Provincial health officer Dr. Bonnie Henry delivered a good news COVID-19 update Monday, reporting that after an increase in new cases over the last two months, British Columbia has begun to flatten its curve for a second time.
And the return to classes hasn’t brought an increase in cases among school-aged children, Henry said at a COVID-19 briefing.
New modelling from the province shows the number of daily new cases has fallen by 16 percent in the last two weeks, a shallow but significant decline in the spread of COVID-19.
And the virus reproduction rate—the number of additional infections caused by each new case—has dipped below one, an indication the spread has been curbed even as schools have reopened and restaurants continue to operate.
Henry attributed the changes to her Sept. 8 order that nightclubs and banquet halls close and bars stop late-night service.
“It’s made a difference,” said Henry in a news conference. “This is what will keep us on this low and slow curve over the next number of months.”
Concerns about school reopening also appear to have been mostly quelled by low positivity rates among school-aged children, even as 64 schools report exposure events.
Testing for kids aged five to 12 has increased fourfold and doubled among 13-to-19-year-olds. But only an average seven in 1,000 tests are positive, Henry reported.
And a marginal increase in cases among school-aged children has also flattened, Henry said, and was mostly related to pre-school year exposures.

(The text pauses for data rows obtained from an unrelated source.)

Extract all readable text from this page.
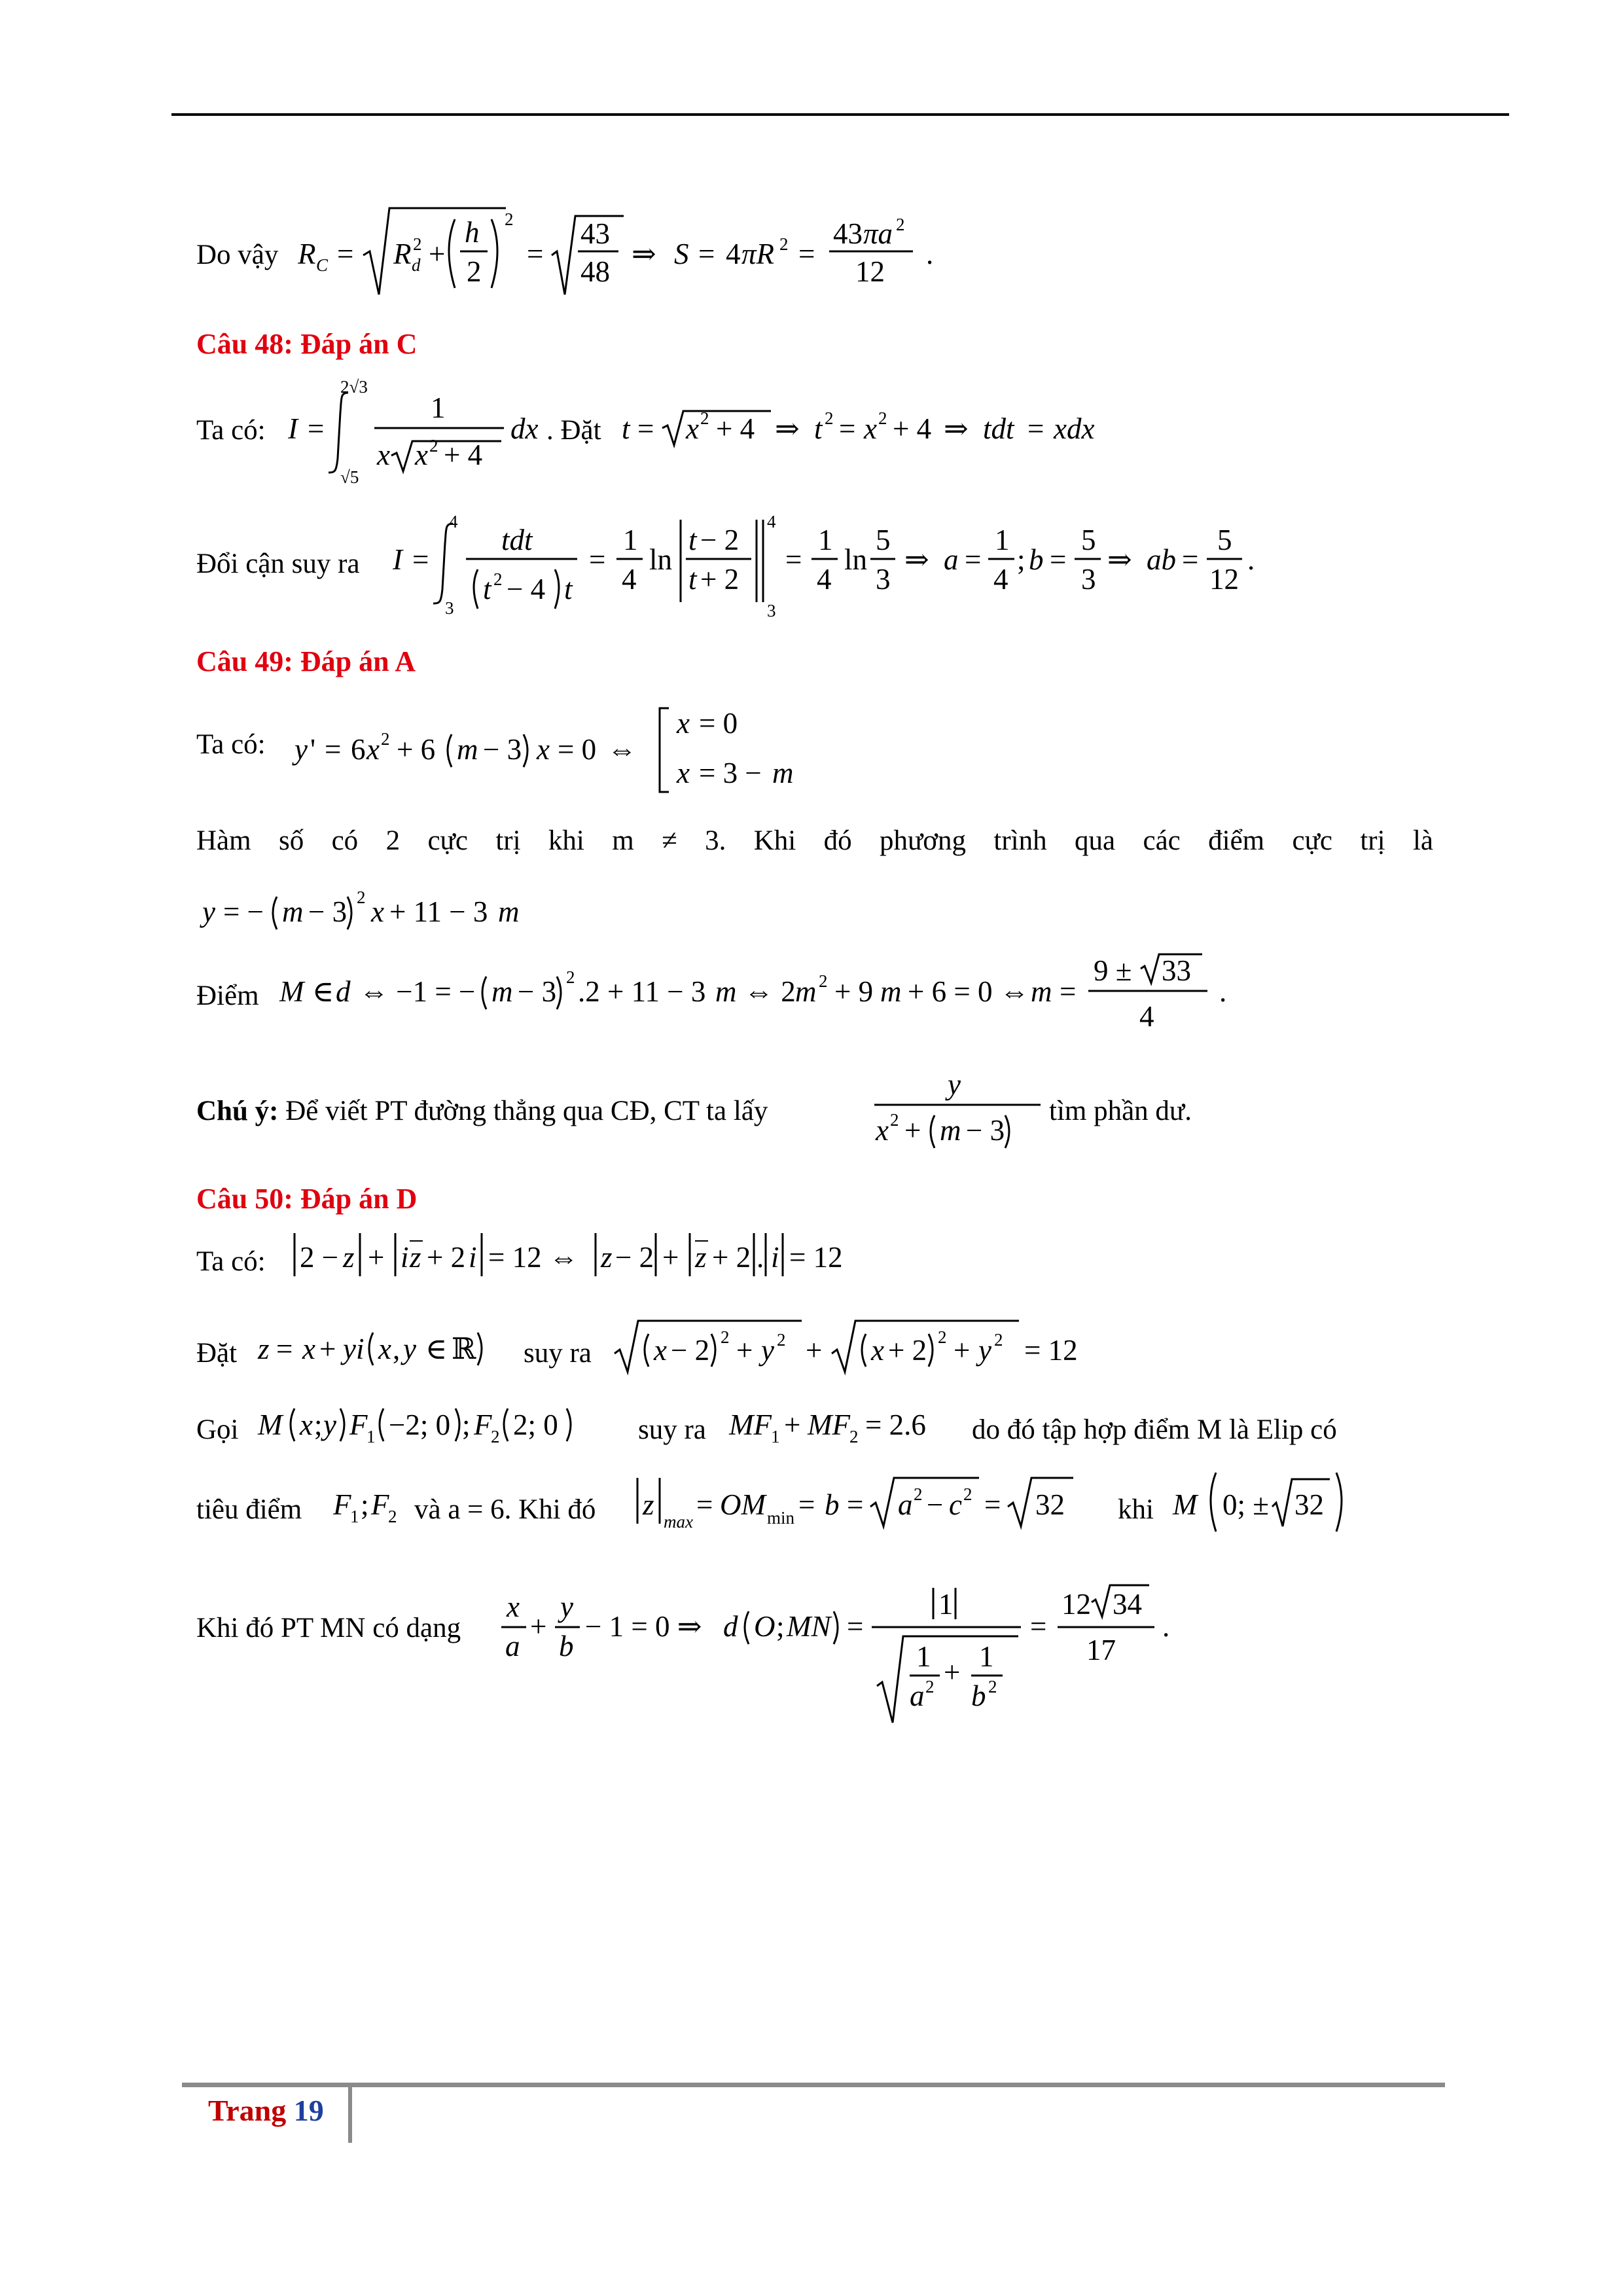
Do vậy R C = R 2
d +
h
2
2
=
43
48
⇒ S = 4 πR 2 =
43 πa 2
12
.
Câu 48: Đáp án C
Ta có: I =
2√3
√5
1
x x 2 + 4
dx . Đặt t = x 2 + 4 ⇒ t 2 = x 2 + 4 ⇒ tdt = xdx
Đổi cận suy ra I =
4
3
tdt
t 2 − 4 t
=
1
4
ln
t − 2
t + 2
4
3
=
1
4
ln
5
3
⇒ a =
1
4
; b =
5
3
⇒ ab =
5
12
.
Câu 49: Đáp án A
Ta có: y ' = 6 x 2 + 6 m − 3 x = 0 ⇔
x = 0
x = 3 − m
Hàm số có 2 cực trị khi m ≠ 3. Khi đó phương trình qua các điểm cực trị là
y = − m − 3 2 x + 11 − 3 m
Điểm M ∈ d ⇔ −1 = − m − 3 2 .2 + 11 − 3 m ⇔ 2 m 2 + 9 m + 6 = 0 ⇔ m =
9 ± 33
4
.
Chú ý: Để viết PT đường thẳng qua CĐ, CT ta lấy
y
x 2 + m − 3
tìm phần dư.
Câu 50: Đáp án D
Ta có: 2 − z + i z + 2 i = 12 ⇔ z − 2 + z + 2 . i = 12
Đặt z = x + yi x , y ∈ ℝ suy ra x − 2 2 + y 2 + x + 2 2 + y 2 = 12
Gọi M x ; y F
1 −2; 0 ; F
2 2; 0	suy ra MF 1 + MF 2 = 2.6 do đó tập hợp điểm M là Elip có
tiêu điểm F
1 ; F
2 và a = 6. Khi đó z
max
= OM min = b = a 2 − c 2 = 32 khi M 0; ± 32
Khi đó PT MN có dạng
x
a
+
y
b
− 1 = 0 ⇒ d O ; MN =
1
1
a 2 + 1
b 2
=
12 34
17
.
Trang 19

Increased testing has also helped public health officials paint a larger picture of the virus’s reach in B.C. and where transmission continues.
More than 80 percent of new cases are from local transmission identified by public health officials, Henry said. A small portion is related to people returning from abroad or temporary foreign workers who arrive and develop illness while quarantining.
And while new cases are reported each day, hospitalization numbers have flattened.
About eight percent of all cases currently require hospitalization, down from a peak of 20 percent early in the pandemic.
This trend is largely due to the disproportionate increase of cases among young people aged 20 to 39 who are less likely to have serious illness. While no one under 40 has died in B.C., a handful of people in their 30s have needed intensive care.
About one-third of those exposures originated from social events. Limiting those risks will be key in the months ahead, Henry said.
“We are flattening our curve, and it’s important for the health of our communities that we continue to do this,” she said.
Henry said it’s the time to double down on limiting close contacts, washing hands and practising physical distancing so schools can operate safely and people can continue having safe environments at work.
“We’re trying to find the balance that will get us through the next months,” she said.